The United States of America continues to experience the increasing demand for the improved quality of healthcare services. Research and evidence-based practice are two concepts and approaches that have resulted in excellence in service delivery and promoted quality among healthcare professionals, subsequently helping to provide the best services. However, there exist differences between research and evidence-based practice highlighted herein.
First, research is a methodical and premeditated exploration of a specific problem, which has a predetermined result and further contributes to an understanding of the existent phenomenon in question or the problem under study (Jolley, 2013).
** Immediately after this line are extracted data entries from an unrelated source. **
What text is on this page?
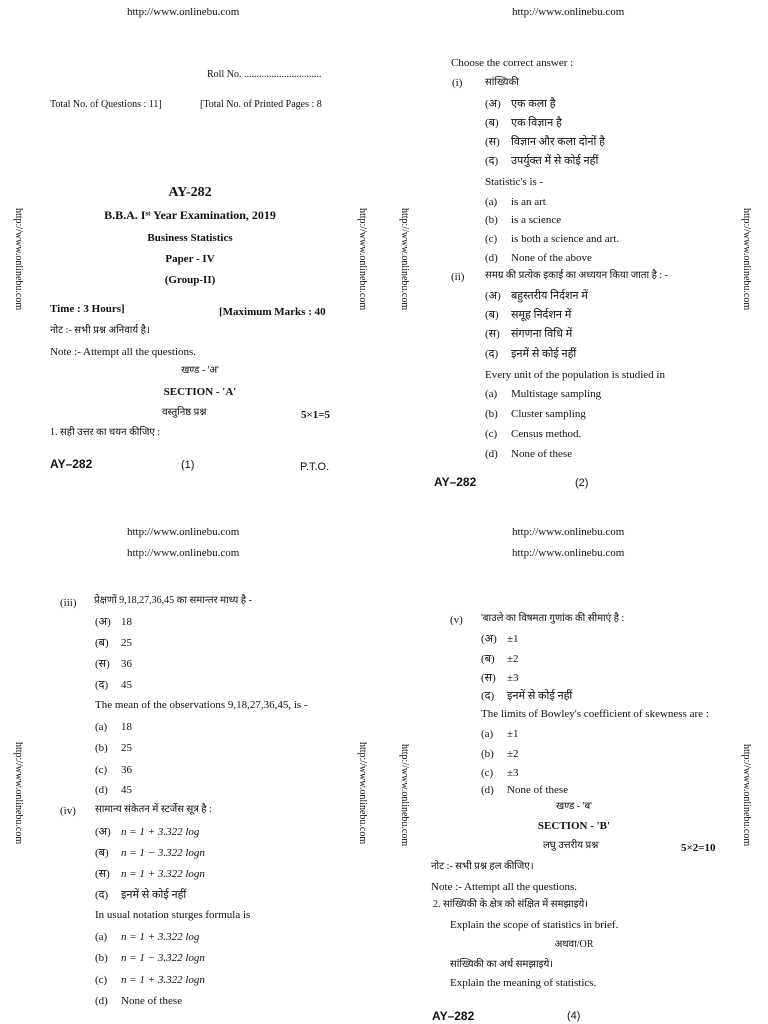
http://www.onlinebu.com
http://www.onlinebu.com	http://www.onlinebu.com
Roll No. ...............................
Total No. of Questions : 11]	[Total No. of Printed Pages : 8
AY-282
B.B.A. Iˢᵗ Year Examination, 2019
Business Statistics
Paper - IV
(Group-II)
Time : 3 Hours]	[Maximum Marks : 40
नोट :- सभी प्रश्न अनिवार्य है।
Note :- Attempt all the questions.
खण्ड - 'अ'
SECTION - 'A'
वस्तुनिष्ठ प्रश्न	5×1=5
1. सही उत्तर का चयन कीजिए :
AY–282	(1)	P.T.O.
http://www.onlinebu.com
http://www.onlinebu.com	http://www.onlinebu.com
Choose the correct answer :
(i) सांख्यिकी
(अ) एक कला है
(ब) एक विज्ञान है
(स) विज्ञान और कला दोनों है
(द) उपर्युक्त में से कोई नहीं
Statistic's is -
(a) is an art
(b) is a science
(c) is both a science and art.
(d) None of the above
(ii) समग्र की प्रत्येक इकाई का अध्ययन किया जाता है : -
(अ) बहुस्तरीय निर्दशन में
(ब) समूह निर्दशन में
(स) संगणना विधि में
(द) इनमें से कोई नहीं
Every unit of the population is studied in
(a) Multistage sampling
(b) Cluster sampling
(c) Census method.
(d) None of these
AY–282	(2)
http://www.onlinebu.com
http://www.onlinebu.com
http://www.onlinebu.com	http://www.onlinebu.com
(iii) प्रेक्षणों 9,18,27,36,45 का समान्तर माध्य है -
(अ) 18
(ब) 25
(स) 36
(द) 45
The mean of the observations 9,18,27,36,45, is -
(a) 18
(b) 25
(c) 36
(d) 45
(iv) सामान्य संकेतन में स्टर्जेस सूत्र है :
(अ) n = 1 + 3.322 log
(ब) n = 1 − 3.322 logn
(स) n = 1 + 3.322 logn
(द) इनमें से कोई नहीं
In usual notation sturges formula is
(a) n = 1 + 3.322 log
(b) n = 1 − 3.322 logn
(c) n = 1 + 3.322 logn
(d) None of these
http://www.onlinebu.com
http://www.onlinebu.com
http://www.onlinebu.com	http://www.onlinebu.com
(v) 'बाउले का विषमता गुणांक की सीमाएं है :
(अ) ±1
(ब) ±2
(स) ±3
(द) इनमें से कोई नहीं
The limits of Bowley's coefficient of skewness are :
(a) ±1
(b) ±2
(c) ±3
(d) None of these
खण्ड - 'ब'
SECTION - 'B'
लघु उत्तरीय प्रश्न	5×2=10
नोट :- सभी प्रश्न हल कीजिए।
Note :- Attempt all the questions.
2. सांख्यिकी के क्षेत्र को संक्षित में समझाइये।
Explain the scope of statistics in brief.
अथवा/OR
सांख्यिकी का अर्थ समझाइये।
Explain the meaning of statistics.
AY–282	(4)
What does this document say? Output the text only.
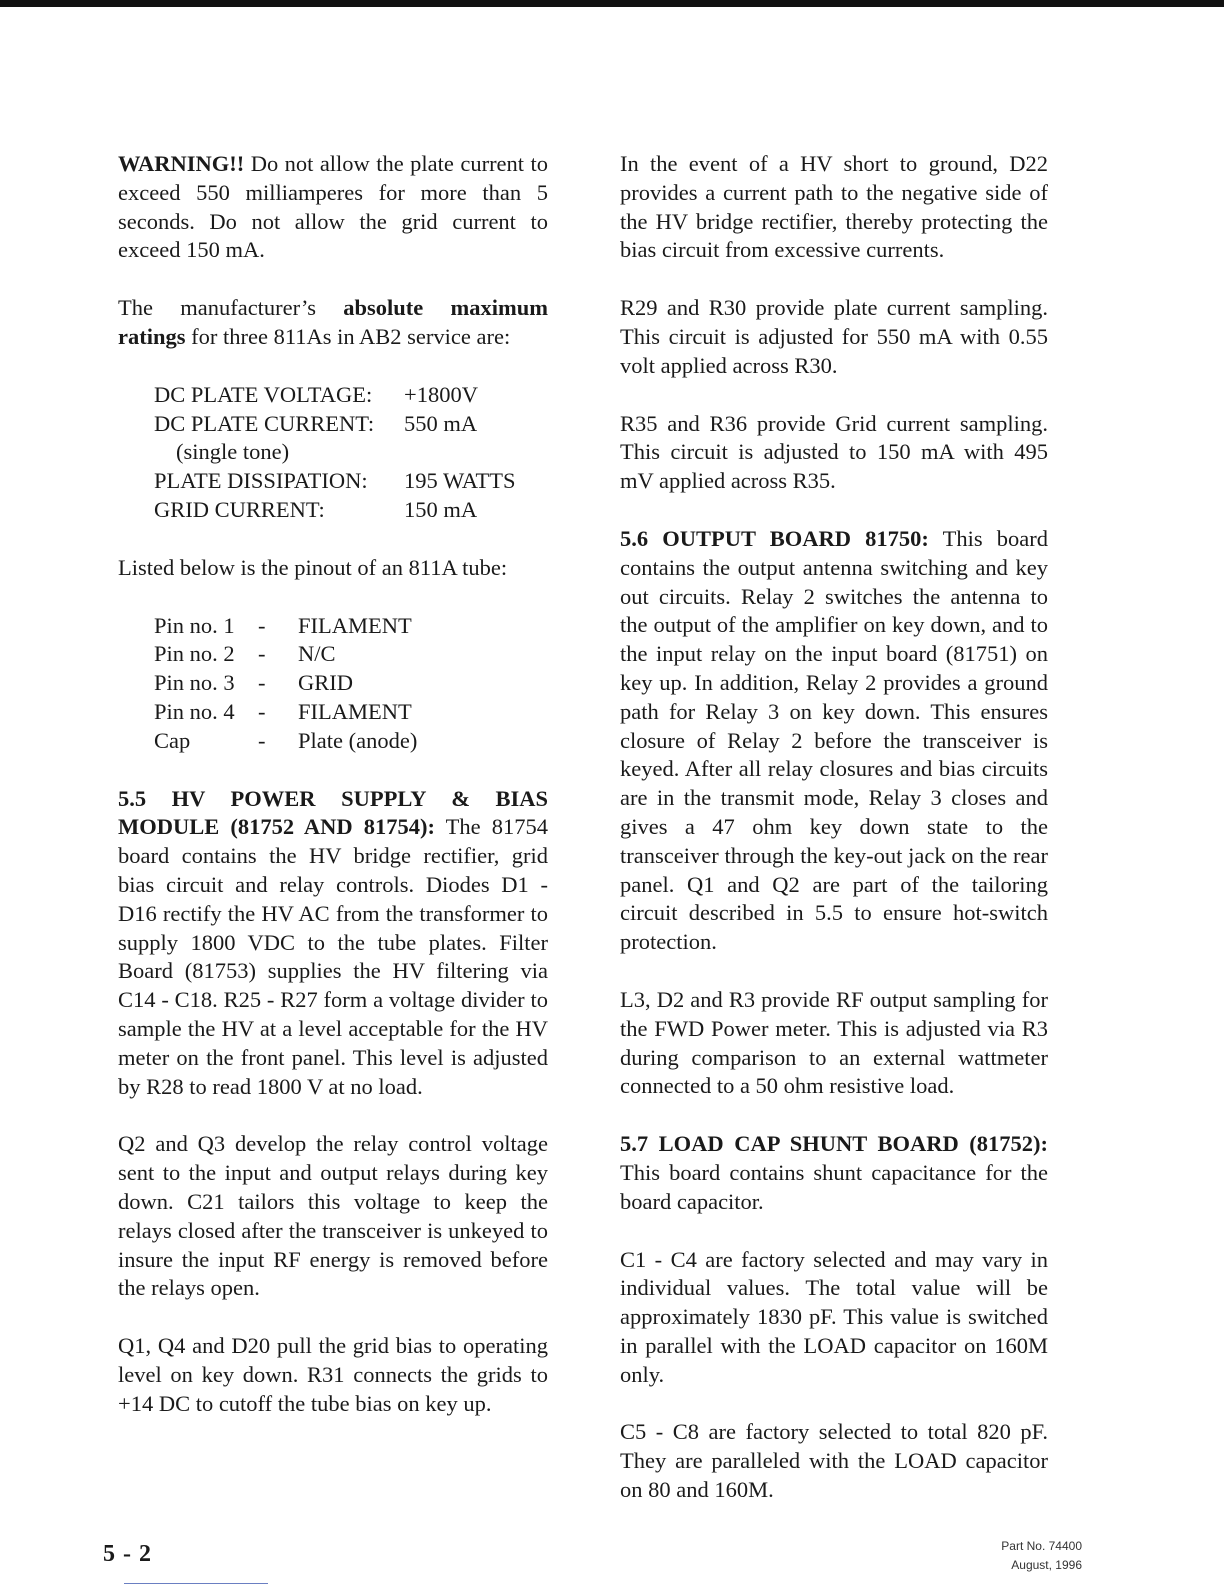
WARNING!! Do not allow the plate current to exceed 550 milliamperes for more than 5 seconds. Do not allow the grid current to exceed 150 mA.

The manufacturer’s absolute maximum ratings for three 811As in AB2 service are:

DC PLATE VOLTAGE:	+1800V
DC PLATE CURRENT:	550 mA
(single tone)
PLATE DISSIPATION:	195 WATTS
GRID CURRENT:	150 mA

Listed below is the pinout of an 811A tube:

Pin no. 1	-	FILAMENT
Pin no. 2	-	N/C
Pin no. 3	-	GRID
Pin no. 4	-	FILAMENT
Cap	-	Plate (anode)

5.5 HV POWER SUPPLY & BIAS MODULE (81752 AND 81754): The 81754 board contains the HV bridge rectifier, grid bias circuit and relay controls. Diodes D1 - D16 rectify the HV AC from the transformer to supply 1800 VDC to the tube plates. Filter Board (81753) supplies the HV filtering via C14 - C18. R25 - R27 form a voltage divider to sample the HV at a level acceptable for the HV meter on the front panel. This level is adjusted by R28 to read 1800 V at no load.

Q2 and Q3 develop the relay control voltage sent to the input and output relays during key down. C21 tailors this voltage to keep the relays closed after the transceiver is unkeyed to insure the input RF energy is removed before the relays open.

Q1, Q4 and D20 pull the grid bias to operating level on key down. R31 connects the grids to +14 DC to cutoff the tube bias on key up.

In the event of a HV short to ground, D22 provides a current path to the negative side of the HV bridge rectifier, thereby protecting the bias circuit from excessive currents.

R29 and R30 provide plate current sampling. This circuit is adjusted for 550 mA with 0.55 volt applied across R30.

R35 and R36 provide Grid current sampling. This circuit is adjusted to 150 mA with 495 mV applied across R35.

5.6 OUTPUT BOARD 81750: This board contains the output antenna switching and key out circuits. Relay 2 switches the antenna to the output of the amplifier on key down, and to the input relay on the input board (81751) on key up. In addition, Relay 2 provides a ground path for Relay 3 on key down. This ensures closure of Relay 2 before the transceiver is keyed. After all relay closures and bias circuits are in the transmit mode, Relay 3 closes and gives a 47 ohm key down state to the transceiver through the key-out jack on the rear panel. Q1 and Q2 are part of the tailoring circuit described in 5.5 to ensure hot-switch protection.

L3, D2 and R3 provide RF output sampling for the FWD Power meter. This is adjusted via R3 during comparison to an external wattmeter connected to a 50 ohm resistive load.

5.7 LOAD CAP SHUNT BOARD (81752): This board contains shunt capacitance for the board capacitor.

C1 - C4 are factory selected and may vary in individual values. The total value will be approximately 1830 pF. This value is switched in parallel with the LOAD capacitor on 160M only.

C5 - C8 are factory selected to total 820 pF. They are paralleled with the LOAD capacitor on 80 and 160M.

5 - 2	Part No. 74400
August, 1996
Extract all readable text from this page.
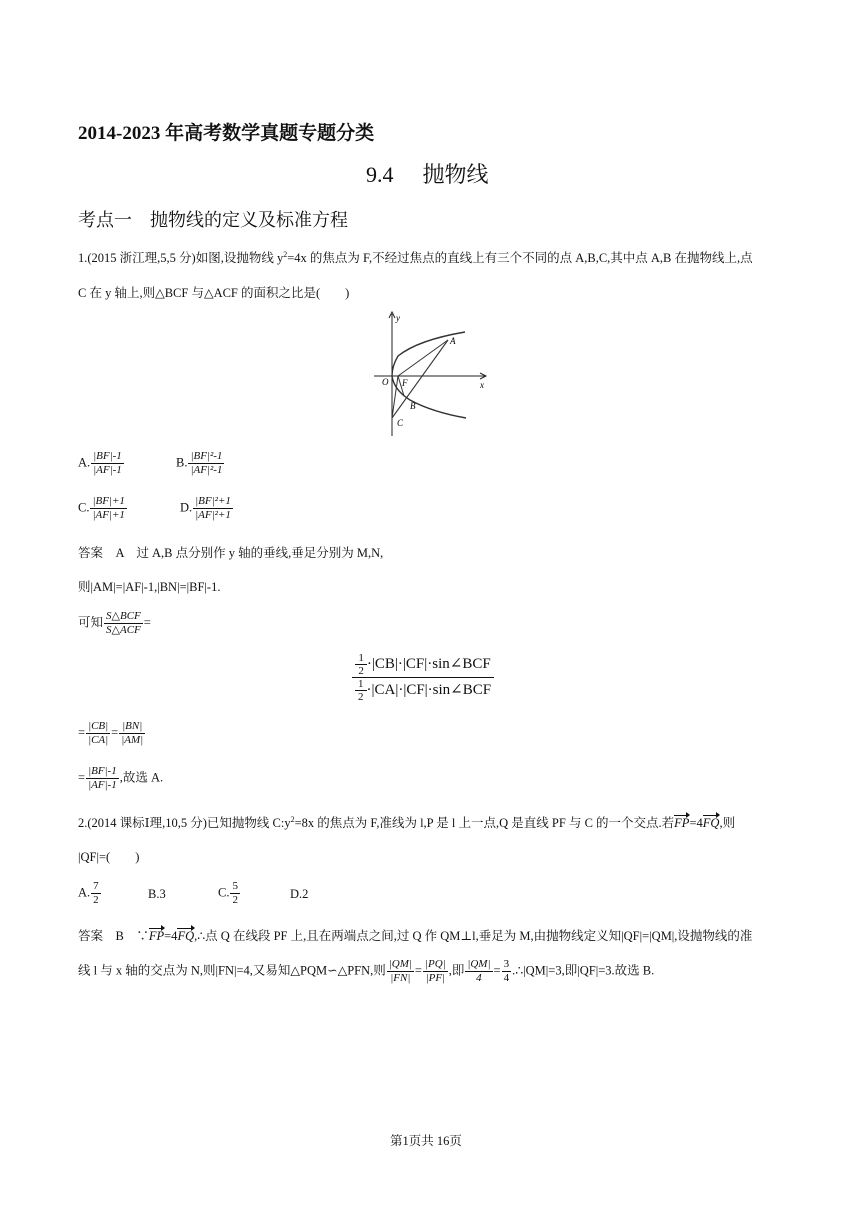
2014-2023 年高考数学真题专题分类
9.4 抛物线
考点一　抛物线的定义及标准方程
1.(2015 浙江理,5,5 分)如图,设抛物线 $y^2=4x$ 的焦点为 F,不经过焦点的直线上有三个不同的点 A,B,C,其中点 A,B 在抛物线上,点
C 在 y 轴上,则△BCF 与△ACF 的面积之比是(　　)
y
x
O F
A
B
C
A. $\frac{|BF|-1}{|AF|-1}$	B. $\frac{\text{|BF|²-1}}{\text{|AF|²-1}}$
C. $\frac{|BF|+1}{|AF|+1}$	D. $\frac{\text{|BF|²+1}}{\text{|AF|²+1}}$
答案　A　过 A,B 点分别作 y 轴的垂线,垂足分别为 M,N,
则|AM|=|AF|-1,|BN|=|BF|-1.
可知 $\frac{\text{S△BCF}}{\text{S△ACF}}$ =
$\frac{1}{2}$ ·|CB|·|CF|·sin∠BCF
$\frac{1}{2}$ ·|CA|·|CF|·sin∠BCF
= $\frac{|CB|}{|CA|} = \frac{|BN|}{|AM|}$
= $\frac{|BF|-1}{|AF|-1}$ ,故选 A.
2.(2014 课标Ⅰ理,10,5 分)已知抛物线 $C:y^2=8x$ 的焦点为 F,准线为 l,P 是 l 上一点,Q 是直线 PF 与 C 的一个交点.若FP=4FQ,则
|QF|=(　　)
A. $\frac{7}{2}$	B.3	C. $\frac{5}{2}$	D.2
答案　B　∵FP=4FQ,∴点 Q 在线段 PF 上,且在两端点之间,过 Q 作 QM⊥l,垂足为 M,由抛物线定义知|QF|=|QM|,设抛物线的准
线 l 与 x 轴的交点为 N,则|FN|=4,又易知△PQM∽△PFN,则 $\frac{|QM|}{|FN|} = \frac{|PQ|}{|PF|}$ ,即 $\frac{|QM|}{4} = \frac{3}{4}$ .∴|QM|=3,即|QF|=3.故选 B.
第1页共 16页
On the other hand, evidence-based practice is a methodological examination and assessment of the best evidence to make fundamental decisions that may necessitate changes in the present practice taking into consideration patient’s individual needs (Jolley, 2013). Although the two approaches are systematic, as seen from their definitions, they serve different purposes. Research aims at conducting investigations, the results of which contribute to the existing knowledge (Taber, 2013). In its turn, evidence-based practice aims at searching and evaluating the best evidence, which can be used in clinical practice (Taber, 2013).
Another difference between the two is evident in their endpoints. In research, the conclusion is characterized by outcomes, which are usually specified at the beginning of the study. It may involve a statement highlighting the connection between variables being investigated, explanation or exploration of the present practice, or results generated from testing a particular theory or proving or refuting a particular hypothesis (Jolley, 2013). Such are thereafter used to provide suggestions for further studies on the problem, and draw recommendations or, when applicable, call for changes in practice. On the contrary, EBP ends by making clinical decisions, which may determine a change in the present practice.
Another essential difference is based on the use of evidence. Research pays less attention to the latter that currently exists, but focuses on the one of other research, which helps build up adequate rationalization to necessitate the investigation (Rubin, 2012). On the other hand, EBP relies on an array of evidence, including but not limited to the one arising from individual needs of patients (Rubin, 2012). It focusses on the translation of evidence from research studies and applying this in clinical decision-making. The use of the evidence generated from research studies to make decisions instead of creating it from the research process is thus the fundamental difference between research and EBP.
From the differences discussed above, it is evident that the objectives of research and evidence-based practice are different. For instance, the former may aim at exploring relationships, proving/refuting a hypothesis, as well as developing extrapolative models in various areas. On the other hand, EBP is usually aimed at conducting systematic reviews of evidence, devising strategies to make a change in practice, or comparing the best evidence used in the present practice among others (Jolley, 2013).
A good example of a research study is the one that focusses on examining the dependability of methods used to define nasogastric tube employment. Here, the research is likely to study whether the approaches used are reliable or not and add to the existing knowledge. The research study by Coker-Bolt, Jarrard, Woodard, and Merill (2013) titled “The Effects of Oral Motor Stimulation on Feeding Behaviors of Infants born with Univentricle Anatomy” is a good example of such research. On the other hand, an example of EBP is employing an evidence-based clinical practice recommendation to improve recovery for cancer patients. Another example is using evidence-based practice to raise the level of compliance of patients with a particular chronic disease.
In conclusion, although research and evidence-based practice display different characteristics, they are both fundamentally significant in the administration of quality healthcare. Confusion exists in differentiating the two, but the differences discussed above are the major ones.